Animated masks are particularly difficult. The result rendered directly by Figma Motion is correct, but recreating the same animation from node.animations can produce different mask positions or reveal regions. Exporting the design as animated SVG is not a reliable reference either, because some mask and animation effects are missing or rendered differently. So far, only Figma’s video export appears to preserve the complete Motion rendering.

The currently published official Lottie exporter also appears not to support every Motion effect, which suggests that third-party animation exporters may be missing access to some internal rendering information.

Could you provide guidance on the following?

  1. Is there a supported way to read the effective Motion anchor or pivot point, including manually adjusted anchors?
  2. Is there a formal specification for evaluating node.animations?
  3. Are Position spatial curves or path control points available through another API?
  4. What coordinate space does each animated transform property use?
  5. How should animated masks be evaluated to match Figma Motion exactly?
  6. Is there an official reference renderer, sample implementation, or intermediate animation format that plugin developers can use?
  7. Are there plans to expose more complete Motion data for third-party exporters such as PAG, Lottie, or other runtime formats?

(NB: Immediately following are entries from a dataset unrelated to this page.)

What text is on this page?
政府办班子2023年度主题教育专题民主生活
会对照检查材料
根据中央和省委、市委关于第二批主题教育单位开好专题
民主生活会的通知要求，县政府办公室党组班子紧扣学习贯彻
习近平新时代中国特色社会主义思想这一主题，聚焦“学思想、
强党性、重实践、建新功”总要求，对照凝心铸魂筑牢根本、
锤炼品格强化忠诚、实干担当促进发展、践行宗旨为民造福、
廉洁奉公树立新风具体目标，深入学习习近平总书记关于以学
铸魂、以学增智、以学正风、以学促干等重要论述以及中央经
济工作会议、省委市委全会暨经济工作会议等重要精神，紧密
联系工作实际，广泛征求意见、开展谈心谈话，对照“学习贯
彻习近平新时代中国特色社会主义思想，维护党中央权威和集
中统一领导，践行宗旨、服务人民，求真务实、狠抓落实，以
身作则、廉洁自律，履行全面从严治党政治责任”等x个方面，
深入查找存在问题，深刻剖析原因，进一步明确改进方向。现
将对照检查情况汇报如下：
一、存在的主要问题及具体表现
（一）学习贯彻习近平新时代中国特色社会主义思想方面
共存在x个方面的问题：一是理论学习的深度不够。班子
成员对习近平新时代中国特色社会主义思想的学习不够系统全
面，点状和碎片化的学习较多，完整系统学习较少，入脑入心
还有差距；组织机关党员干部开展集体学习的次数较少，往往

A documented evaluation model—or an API that provides the final per-frame transform and mask state—would make it much easier for third-party exporters to match Figma Motion accurately.

 

https://github.com/0x1306a94/figma-motion-export-pag/tree/develop

2 replies

Celyn_L
Figmate
  • Figmate
  • July 14, 2026

Hi ​@launchd, Celyn from the Figma Community Support team here.

Thanks for taking the time to share such a detailed write-up, along with the GitHub repository for your exporter.

I've passed along all of your questions and feedback to the team for visibility, and I'll follow up here as soon as I hear back if there's any additional guidance or recommendations I can share.

Thanks again for documenting your investigation so thoroughly. We really appreciate you taking the time to share your findings 🙏


launchd
  • Author
  • New Member
  • July 14, 2026

@Celyn_L Thank you very much; I look forward to it.